The line was revived with the appointment of Alexander Duncan in 1731 as Bishop, rather than Archbishop, of Glasgow. However, when Duncan died two years after his appointment as bishop, the see fell vacant once more. In 1787, William Abernethy Drummond became Bishop of Edinburgh and Galloway and Bishop of Brechin in a temporary personal union of the dioceses.

To this he added the then vacant see of Glasgow in union with Edinburgh and Galloway. Within a year, Drummond gave way to John Strachan as the newly appointed Bishop of Brechin, and, in 1805, resigned from the united see of Edinburgh and Galloway (to Daniel Sandford) to focus on ministry in Glasgow. Drummond continued as Bishop of Glasgow until his death in 1809, when the see was reunited with Edinburgh and Galloway.

First Bishop of Glasgow & Galloway

In 1837, James Walker, bishop of the triple see and Primus, gave way to Michael Russell to be the first modern Bishop of Glasgow and Galloway. In 1878, the Roman Catholic Church re-established the Archdiocese of Glasgow and Diocese of Galloway in its modern structures. In 1888, the counties of Selkirkshire, Peeblesshire and Roxburghshire, which were historically part of the Diocese of Galloway, were transferred from the Episcopalian Diocese of Glasgow and Galloway back to Edinburgh.

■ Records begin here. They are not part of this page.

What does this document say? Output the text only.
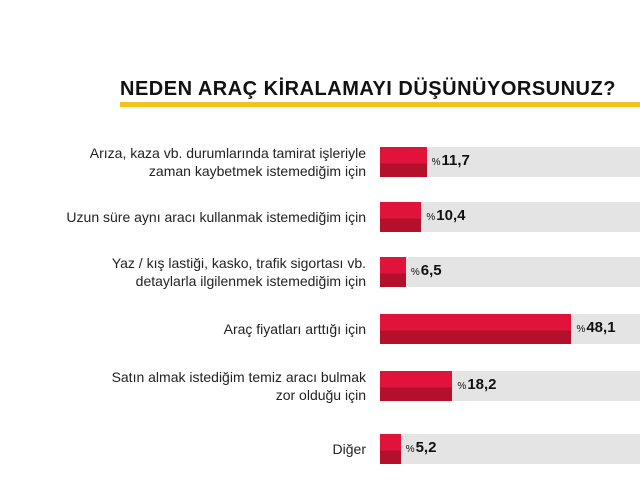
NEDEN ARAÇ KİRALAMAYI DÜŞÜNÜYORSUNUZ?
%11,7
Arıza, kaza vb. durumlarında tamirat işleriyle
zaman kaybetmek istemediğim için
%10,4
Uzun süre aynı aracı kullanmak istemediğim için
%6,5
Yaz / kış lastiği, kasko, trafik sigortası vb.
detaylarla ilgilenmek istemediğim için
%48,1
Araç fiyatları arttığı için
%18,2
Satın almak istediğim temiz aracı bulmak
zor olduğu için
%5,2
Diğer
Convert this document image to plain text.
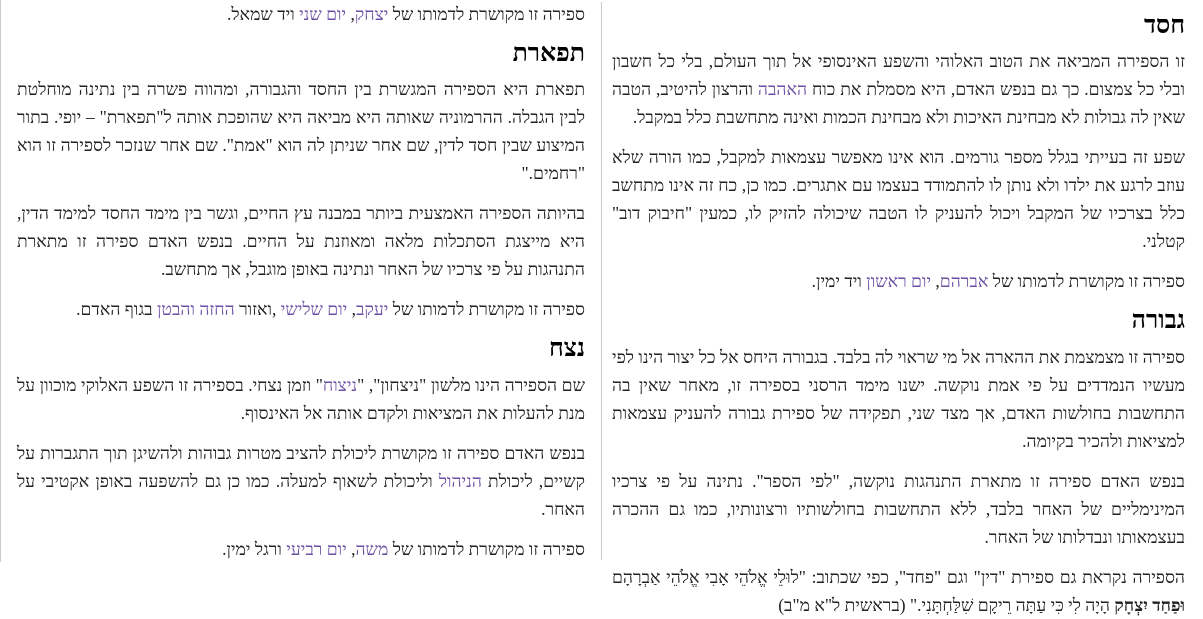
חסד

זו הספירה המביאה את הטוב האלוהי והשפע האינסופי אל תוך העולם, בלי כל חשבון ובלי כל צמצום. כך גם בנפש האדם, היא מסמלת את כוח האהבה והרצון להיטיב, הטבה שאין לה גבולות לא מבחינת האיכות ולא מבחינת הכמות ואינה מתחשבת כלל במקבל.

שפע זה בעייתי בגלל מספר גורמים. הוא אינו מאפשר עצמאות למקבל, כמו הורה שלא עוזב לרגע את ילדו ולא נותן לו להתמודד בעצמו עם אתגרים. כמו כן, כח זה אינו מתחשב כלל בצרכיו של המקבל ויכול להעניק לו הטבה שיכולה להזיק לו, כמעין "חיבוק דוב" קטלני.

ספירה זו מקושרת לדמותו של אברהם, יום ראשון ויד ימין.

גבורה

ספירה זו מצמצמת את ההארה אל מי שראוי לה בלבד. בגבורה היחס אל כל יצור הינו לפי מעשיו הנמדדים על פי אמת נוקשה. ישנו מימד הרסני בספירה זו, מאחר שאין בה התחשבות בחולשות האדם, אך מצד שני, תפקידה של ספירת גבורה להעניק עצמאות למציאות ולהכיר בקיומה.

בנפש האדם ספירה זו מתארת התנהגות נוקשה, "לפי הספר". נתינה על פי צרכיו המינימליים של האחר בלבד, ללא התחשבות בחולשותיו ורצונותיו, כמו גם ההכרה בעצמאותו ונבדלותו של האחר.

הספירה נקראת גם ספירת "דין" וגם "פחד", כפי שכתוב: "לוּלֵי אֱלֹהֵי אָבִי אֱלֹהֵי אַבְרָהָם וּפַחַד יִצְחָק הָיָה לִי כִּי עַתָּה רֵיקָם שִׁלַּחְתָּנִי." (בראשית ל"א מ"ב)

ספירה זו מקושרת לדמותו של יצחק, יום שני ויד שמאל.

תפארת

תפארת היא הספירה המגשרת בין החסד והגבורה, ומהווה פשרה בין נתינה מוחלטת לבין הגבלה. ההרמוניה שאותה היא מביאה היא שהופכת אותה ל"תפארת" – יופי. בתור המיצוע שבין חסד לדין, שם אחר שניתן לה הוא "אמת". שם אחר שנזכר לספירה זו הוא "רחמים."

בהיותה הספירה האמצעית ביותר במבנה עץ החיים, וגשר בין מימד החסד למימד הדין, היא מייצגת הסתכלות מלאה ומאוזנת על החיים. בנפש האדם ספירה זו מתארת התנהגות על פי צרכיו של האחר ונתינה באופן מוגבל, אך מתחשב.

ספירה זו מקושרת לדמותו של יעקב, יום שלישי ,ואזור החזה והבטן בגוף האדם.

נצח

שם הספירה הינו מלשון "ניצחון", "ניצוח" וזמן נצחי. בספירה זו השפע האלוקי מוכוון על מנת להעלות את המציאות ולקדם אותה אל האינסוף.

בנפש האדם ספירה זו מקושרת ליכולת להציב מטרות גבוהות ולהשיגן תוך התגברות על קשיים, ליכולת הניהול וליכולת לשאוף למעלה. כמו כן גם להשפעה באופן אקטיבי על האחר.

ספירה זו מקושרת לדמותו של משה, יום רביעי ורגל ימין.
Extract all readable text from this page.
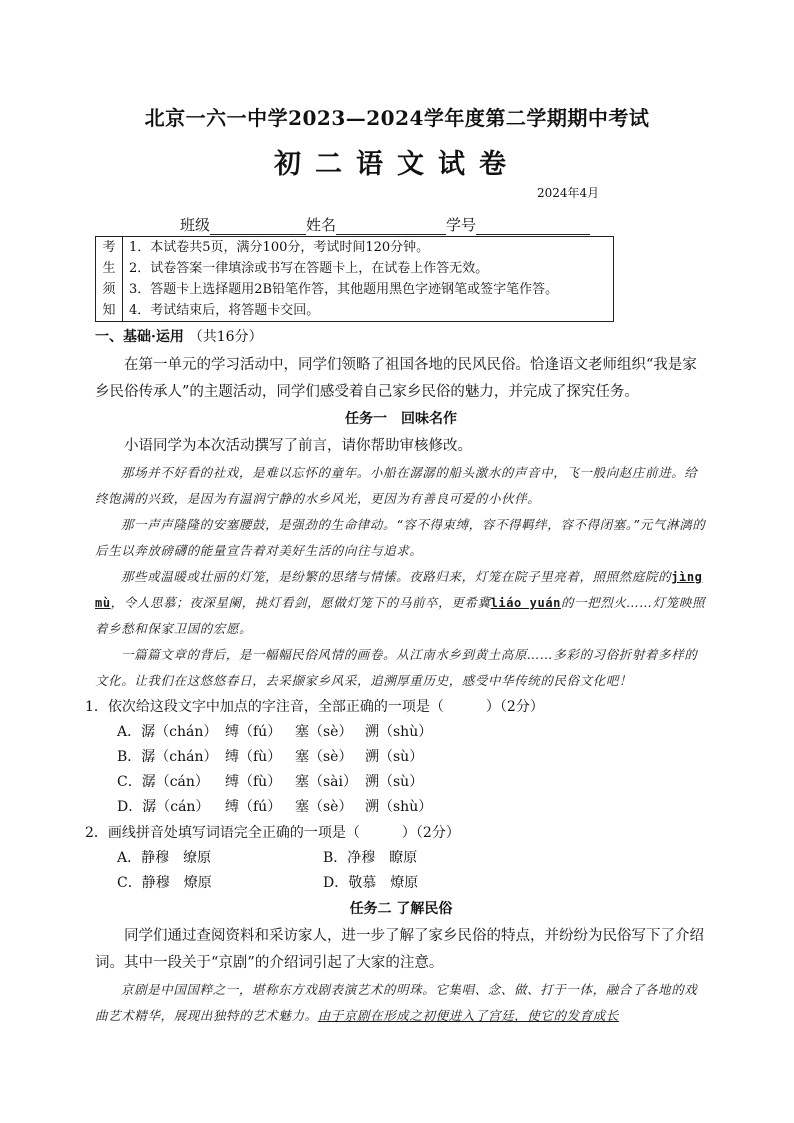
北京一六一中学2023—2024学年度第二学期期中考试
初二语文试卷
2024年4月
班级	姓名	学号
考
生
须
知
1．本试卷共5页，满分100分，考试时间120分钟。
2．试卷答案一律填涂或书写在答题卡上，在试卷上作答无效。
3．答题卡上选择题用2B铅笔作答，其他题用黑色字迹钢笔或签字笔作答。
4．考试结束后，将答题卡交回。
一、基础·运用 （共16分）

在第一单元的学习活动中，同学们领略了祖国各地的民风民俗。恰逢语文老师组织“我是家乡民俗传承人”的主题活动，同学们感受着自己家乡民俗的魅力，并完成了探究任务。

任务一　回味名作

小语同学为本次活动撰写了前言，请你帮助审核修改。

那场并不好看的社戏，是难以忘怀的童年。小船在潺潺的船头激水的声音中，飞一般向赵庄前进。给终饱满的兴致，是因为有温润宁静的水乡风光，更因为有善良可爱的小伙伴。

那一声声隆隆的安塞腰鼓，是强劲的生命律动。“容不得束缚，容不得羁绊，容不得闭塞。”元气淋漓的后生以奔放磅礴的能量宣告着对美好生活的向往与追求。

那些或温暖或壮丽的灯笼，是纷繁的思绪与情愫。夜路归来，灯笼在院子里亮着，照照然庭院的jìng mù，令人思慕；夜深星阑，挑灯看剑，愿做灯笼下的马前卒，更希冀liáo yuán的一把烈火……灯笼映照着乡愁和保家卫国的宏愿。

一篇篇文章的背后，是一幅幅民俗风情的画卷。从江南水乡到黄土高原……多彩的习俗折射着多样的文化。让我们在这悠悠春日，去采撷家乡风采，追溯厚重历史，感受中华传统的民俗文化吧！

1．依次给这段文字中加点的字注音，全部正确的一项是（　　　）（2分）

A．潺（chán） 缚（fú） 塞（sè） 溯（shù）
B．潺（chán） 缚（fù） 塞（sè） 溯（sù）
C．潺（cán） 缚（fù） 塞（sài） 溯（sù）
D．潺（cán） 缚（fú） 塞（sè） 溯（shù）

2．画线拼音处填写词语完全正确的一项是（　　　）（2分）

A．静穆　缭原	B．净穆　瞭原
C．静穆　燎原	D．敬慕　燎原
任务二 了解民俗

同学们通过查阅资料和采访家人，进一步了解了家乡民俗的特点，并纷纷为民俗写下了介绍词。其中一段关于“京剧”的介绍词引起了大家的注意。

京剧是中国国粹之一，堪称东方戏剧表演艺术的明珠。它集唱、念、做、打于一体，融合了各地的戏曲艺术精华，展现出独特的艺术魅力。由于京剧在形成之初便进入了宫廷，使它的发育成长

Today, the years of decline which marked the second half of the 20th century appear to be behind us. Numbers have stabilised, with several congregations reporting growth. Giving is increasing and there is a marked development in lay involvement in the life and running of the Diocese.

The Rt Rev Kevin Pearson is our Bishop, due to the COVID-19 pandemic and lockdown and Scotland, he was installed by deed from the College of Bishops as the 15th Bishop of the United Diocese on the 1st July 2020.

Companion Dioceses

The Diocese of Glasgow and Galloway has companion links with the Diocese of Byumba, of the Province of the Episcopal Church of Rwanda, and the Diocese of Kentucky, of the Episcopal Church of the United States.